The message also implicitly documents the step count calculation, the expected behavior of torch.compile, and the interpretation of initial training metrics. For anyone reading the conversation log, this message serves as a milestone marker: "Training has begun, here are the first results."
The Broader Significance
In the context of the full project, message <msg id=4238> represents the transition from preparation to execution. The data generation, extraction, crash recovery, and infrastructure work were all in service of this moment. The assistant's calm, matter-of-fact tone — "Training is running on 4 GPUs" — belies the complexity of what had to go right for that sentence to be true.
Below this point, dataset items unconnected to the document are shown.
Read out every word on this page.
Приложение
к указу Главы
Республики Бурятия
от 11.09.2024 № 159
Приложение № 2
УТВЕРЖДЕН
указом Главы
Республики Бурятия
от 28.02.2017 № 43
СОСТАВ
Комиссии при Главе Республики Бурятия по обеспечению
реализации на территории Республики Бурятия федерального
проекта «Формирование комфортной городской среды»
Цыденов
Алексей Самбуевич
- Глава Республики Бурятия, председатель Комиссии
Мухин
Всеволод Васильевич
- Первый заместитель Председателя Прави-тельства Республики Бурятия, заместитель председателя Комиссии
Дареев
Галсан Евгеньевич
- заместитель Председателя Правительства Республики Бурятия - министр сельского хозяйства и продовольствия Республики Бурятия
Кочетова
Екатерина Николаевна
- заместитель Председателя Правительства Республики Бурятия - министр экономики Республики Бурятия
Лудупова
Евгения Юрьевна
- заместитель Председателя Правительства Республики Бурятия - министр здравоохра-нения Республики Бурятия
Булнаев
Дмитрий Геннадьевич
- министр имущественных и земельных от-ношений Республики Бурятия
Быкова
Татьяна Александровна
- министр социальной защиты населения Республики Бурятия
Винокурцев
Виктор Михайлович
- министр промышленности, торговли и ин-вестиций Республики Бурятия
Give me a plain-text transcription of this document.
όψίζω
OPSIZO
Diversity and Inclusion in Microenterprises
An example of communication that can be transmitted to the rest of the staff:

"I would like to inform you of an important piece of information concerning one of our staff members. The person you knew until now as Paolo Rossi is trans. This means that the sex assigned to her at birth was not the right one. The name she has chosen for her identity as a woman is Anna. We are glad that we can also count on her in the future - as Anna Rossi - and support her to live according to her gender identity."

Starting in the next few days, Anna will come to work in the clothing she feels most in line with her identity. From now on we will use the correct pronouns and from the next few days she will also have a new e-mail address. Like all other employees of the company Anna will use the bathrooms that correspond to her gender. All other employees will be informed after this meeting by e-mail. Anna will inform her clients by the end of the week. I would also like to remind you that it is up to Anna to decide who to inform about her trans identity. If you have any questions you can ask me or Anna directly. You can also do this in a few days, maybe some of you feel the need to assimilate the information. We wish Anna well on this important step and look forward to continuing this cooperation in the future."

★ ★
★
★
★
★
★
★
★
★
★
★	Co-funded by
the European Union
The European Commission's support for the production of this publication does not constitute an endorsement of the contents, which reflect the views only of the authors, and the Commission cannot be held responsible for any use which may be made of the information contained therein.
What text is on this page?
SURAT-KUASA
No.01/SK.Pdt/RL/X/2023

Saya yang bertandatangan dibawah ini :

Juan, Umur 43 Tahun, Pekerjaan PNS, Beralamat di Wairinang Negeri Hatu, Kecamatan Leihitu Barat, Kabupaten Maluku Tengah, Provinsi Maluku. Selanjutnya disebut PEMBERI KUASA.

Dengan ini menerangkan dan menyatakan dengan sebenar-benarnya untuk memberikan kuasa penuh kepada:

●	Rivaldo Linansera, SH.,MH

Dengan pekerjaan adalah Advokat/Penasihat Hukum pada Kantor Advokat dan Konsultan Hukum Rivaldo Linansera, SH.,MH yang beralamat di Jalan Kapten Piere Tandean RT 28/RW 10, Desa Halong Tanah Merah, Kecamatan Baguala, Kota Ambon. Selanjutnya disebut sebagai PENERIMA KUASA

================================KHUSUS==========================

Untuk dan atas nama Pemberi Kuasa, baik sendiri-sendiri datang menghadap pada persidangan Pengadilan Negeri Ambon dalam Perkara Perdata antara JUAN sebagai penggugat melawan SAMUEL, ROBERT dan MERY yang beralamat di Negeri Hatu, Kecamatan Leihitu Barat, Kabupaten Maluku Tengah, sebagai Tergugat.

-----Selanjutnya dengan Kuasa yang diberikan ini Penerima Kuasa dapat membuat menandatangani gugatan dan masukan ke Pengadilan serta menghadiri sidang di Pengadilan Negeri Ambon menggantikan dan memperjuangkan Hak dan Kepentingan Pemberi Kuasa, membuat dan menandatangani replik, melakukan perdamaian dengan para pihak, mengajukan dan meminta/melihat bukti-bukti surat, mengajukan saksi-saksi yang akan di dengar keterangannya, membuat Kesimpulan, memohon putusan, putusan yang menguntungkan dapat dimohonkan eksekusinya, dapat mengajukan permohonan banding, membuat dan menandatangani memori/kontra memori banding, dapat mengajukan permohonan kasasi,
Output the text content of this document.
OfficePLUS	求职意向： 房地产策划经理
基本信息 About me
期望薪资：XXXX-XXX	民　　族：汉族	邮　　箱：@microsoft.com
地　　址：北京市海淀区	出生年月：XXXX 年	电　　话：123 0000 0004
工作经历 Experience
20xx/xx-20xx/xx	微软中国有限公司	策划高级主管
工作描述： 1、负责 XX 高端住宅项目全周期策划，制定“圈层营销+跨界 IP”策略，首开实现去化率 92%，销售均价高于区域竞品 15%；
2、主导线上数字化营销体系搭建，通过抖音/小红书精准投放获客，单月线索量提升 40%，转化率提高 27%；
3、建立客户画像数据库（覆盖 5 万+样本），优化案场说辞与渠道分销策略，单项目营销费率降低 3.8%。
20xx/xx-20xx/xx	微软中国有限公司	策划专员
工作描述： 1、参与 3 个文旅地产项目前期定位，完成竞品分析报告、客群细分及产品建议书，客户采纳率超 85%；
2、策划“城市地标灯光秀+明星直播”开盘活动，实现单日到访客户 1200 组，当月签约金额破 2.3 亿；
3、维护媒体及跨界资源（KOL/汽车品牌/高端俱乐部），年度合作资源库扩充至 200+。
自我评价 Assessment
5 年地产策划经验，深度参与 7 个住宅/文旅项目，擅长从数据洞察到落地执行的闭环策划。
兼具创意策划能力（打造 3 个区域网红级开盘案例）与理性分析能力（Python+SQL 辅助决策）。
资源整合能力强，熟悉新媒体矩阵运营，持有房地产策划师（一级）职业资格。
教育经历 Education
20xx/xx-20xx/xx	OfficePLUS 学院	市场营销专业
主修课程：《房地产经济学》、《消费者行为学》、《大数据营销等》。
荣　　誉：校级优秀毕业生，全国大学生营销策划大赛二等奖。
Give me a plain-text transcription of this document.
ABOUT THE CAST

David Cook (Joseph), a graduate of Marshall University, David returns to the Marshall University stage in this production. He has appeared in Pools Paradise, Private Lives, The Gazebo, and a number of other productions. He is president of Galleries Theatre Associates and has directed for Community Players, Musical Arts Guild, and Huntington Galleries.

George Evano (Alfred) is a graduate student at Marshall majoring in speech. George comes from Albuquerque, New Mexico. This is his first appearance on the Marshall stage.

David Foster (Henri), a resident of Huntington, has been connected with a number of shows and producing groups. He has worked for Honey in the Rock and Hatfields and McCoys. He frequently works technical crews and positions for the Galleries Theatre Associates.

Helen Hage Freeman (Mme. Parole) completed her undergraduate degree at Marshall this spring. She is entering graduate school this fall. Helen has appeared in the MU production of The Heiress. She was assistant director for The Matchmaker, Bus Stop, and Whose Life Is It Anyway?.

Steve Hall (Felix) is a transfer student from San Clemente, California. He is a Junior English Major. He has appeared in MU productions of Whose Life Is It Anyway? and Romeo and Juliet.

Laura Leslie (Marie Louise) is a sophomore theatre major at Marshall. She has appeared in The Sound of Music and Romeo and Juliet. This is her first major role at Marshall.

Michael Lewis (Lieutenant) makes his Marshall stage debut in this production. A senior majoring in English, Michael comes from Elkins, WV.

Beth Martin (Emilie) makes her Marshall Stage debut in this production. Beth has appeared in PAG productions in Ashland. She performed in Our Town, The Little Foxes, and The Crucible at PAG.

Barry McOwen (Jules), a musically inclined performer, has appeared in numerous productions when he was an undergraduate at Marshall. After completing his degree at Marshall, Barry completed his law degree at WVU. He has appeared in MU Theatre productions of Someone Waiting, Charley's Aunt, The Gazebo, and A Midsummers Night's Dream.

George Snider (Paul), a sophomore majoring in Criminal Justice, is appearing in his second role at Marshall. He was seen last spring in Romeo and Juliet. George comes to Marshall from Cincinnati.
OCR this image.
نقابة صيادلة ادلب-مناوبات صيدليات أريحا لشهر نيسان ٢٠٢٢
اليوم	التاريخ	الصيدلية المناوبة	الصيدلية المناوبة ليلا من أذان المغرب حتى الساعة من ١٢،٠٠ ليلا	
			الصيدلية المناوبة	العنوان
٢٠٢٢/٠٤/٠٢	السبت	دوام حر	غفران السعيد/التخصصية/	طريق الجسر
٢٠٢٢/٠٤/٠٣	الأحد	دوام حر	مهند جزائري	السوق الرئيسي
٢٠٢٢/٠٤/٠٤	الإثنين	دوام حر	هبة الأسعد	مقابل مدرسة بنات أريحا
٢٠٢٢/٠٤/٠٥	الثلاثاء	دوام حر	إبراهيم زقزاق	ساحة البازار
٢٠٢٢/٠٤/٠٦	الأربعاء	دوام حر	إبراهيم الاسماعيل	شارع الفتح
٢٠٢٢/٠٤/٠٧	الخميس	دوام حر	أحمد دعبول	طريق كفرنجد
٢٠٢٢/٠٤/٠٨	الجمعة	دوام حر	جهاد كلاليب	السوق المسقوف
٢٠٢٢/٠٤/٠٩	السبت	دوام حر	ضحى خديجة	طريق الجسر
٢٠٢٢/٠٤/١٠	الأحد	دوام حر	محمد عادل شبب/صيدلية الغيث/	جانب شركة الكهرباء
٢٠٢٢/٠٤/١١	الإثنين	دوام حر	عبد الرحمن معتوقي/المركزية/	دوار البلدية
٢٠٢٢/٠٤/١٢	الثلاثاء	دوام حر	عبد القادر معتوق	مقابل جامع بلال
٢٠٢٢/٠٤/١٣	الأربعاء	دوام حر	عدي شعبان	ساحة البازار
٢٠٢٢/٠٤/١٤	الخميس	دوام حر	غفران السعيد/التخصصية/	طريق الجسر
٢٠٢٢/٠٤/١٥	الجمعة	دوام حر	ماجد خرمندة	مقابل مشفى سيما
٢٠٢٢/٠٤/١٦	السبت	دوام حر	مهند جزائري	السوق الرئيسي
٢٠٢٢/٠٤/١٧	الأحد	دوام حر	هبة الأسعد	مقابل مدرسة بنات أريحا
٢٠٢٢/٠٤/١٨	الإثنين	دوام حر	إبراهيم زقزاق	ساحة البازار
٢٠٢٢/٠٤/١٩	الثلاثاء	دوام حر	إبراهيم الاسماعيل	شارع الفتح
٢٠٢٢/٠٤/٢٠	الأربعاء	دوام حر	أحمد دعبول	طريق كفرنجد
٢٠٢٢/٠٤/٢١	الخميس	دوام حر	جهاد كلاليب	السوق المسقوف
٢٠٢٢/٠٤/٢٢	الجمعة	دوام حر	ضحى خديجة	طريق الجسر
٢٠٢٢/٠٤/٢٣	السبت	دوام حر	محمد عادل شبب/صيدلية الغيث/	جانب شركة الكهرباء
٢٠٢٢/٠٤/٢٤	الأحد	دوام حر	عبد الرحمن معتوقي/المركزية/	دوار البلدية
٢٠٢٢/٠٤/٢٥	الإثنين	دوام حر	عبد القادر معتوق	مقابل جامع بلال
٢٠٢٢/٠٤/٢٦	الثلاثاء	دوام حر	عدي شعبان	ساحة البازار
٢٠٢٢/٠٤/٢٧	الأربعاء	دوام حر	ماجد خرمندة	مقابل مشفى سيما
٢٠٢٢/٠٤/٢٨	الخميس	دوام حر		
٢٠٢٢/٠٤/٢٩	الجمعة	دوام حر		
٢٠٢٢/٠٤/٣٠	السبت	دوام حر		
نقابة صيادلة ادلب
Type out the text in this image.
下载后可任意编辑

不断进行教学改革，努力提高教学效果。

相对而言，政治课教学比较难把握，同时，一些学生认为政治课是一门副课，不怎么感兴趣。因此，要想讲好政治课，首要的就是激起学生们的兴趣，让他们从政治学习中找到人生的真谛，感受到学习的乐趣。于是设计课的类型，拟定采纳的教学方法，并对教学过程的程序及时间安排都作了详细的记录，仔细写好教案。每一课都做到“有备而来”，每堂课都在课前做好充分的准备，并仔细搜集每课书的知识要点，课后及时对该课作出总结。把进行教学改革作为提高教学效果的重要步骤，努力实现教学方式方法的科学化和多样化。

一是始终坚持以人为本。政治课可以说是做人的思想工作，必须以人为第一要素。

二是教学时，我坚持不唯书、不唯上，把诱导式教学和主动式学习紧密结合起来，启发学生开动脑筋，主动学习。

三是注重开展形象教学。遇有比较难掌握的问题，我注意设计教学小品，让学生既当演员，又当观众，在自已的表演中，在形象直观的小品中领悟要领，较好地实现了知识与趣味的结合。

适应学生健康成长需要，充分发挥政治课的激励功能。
The hidden state extraction alone required a custom patch to SGLang's deepseek_v2.py, a carefully orchestrated server restart after a VM crash, verification that 18,421 previously extracted files survived intact, and a resume mechanism that skipped existing files. The data generation required building an OpenRouter inference script with high concurrency, reconstructing token IDs from text responses, and validating structural correctness across multiple datasets. The training launch required the correct torchrun invocation, the right combination of hyperparameters, and a working installation of the speculators library with all its dependencies.
Every one of these steps could have failed. The fact that the log shows clean training metrics is a testament to the robustness of the pipeline and the assistant's methodical approach to error handling. Message <msg id=4238> is, in essence, the payoff — the moment when all the pieces click into place and the real work begins.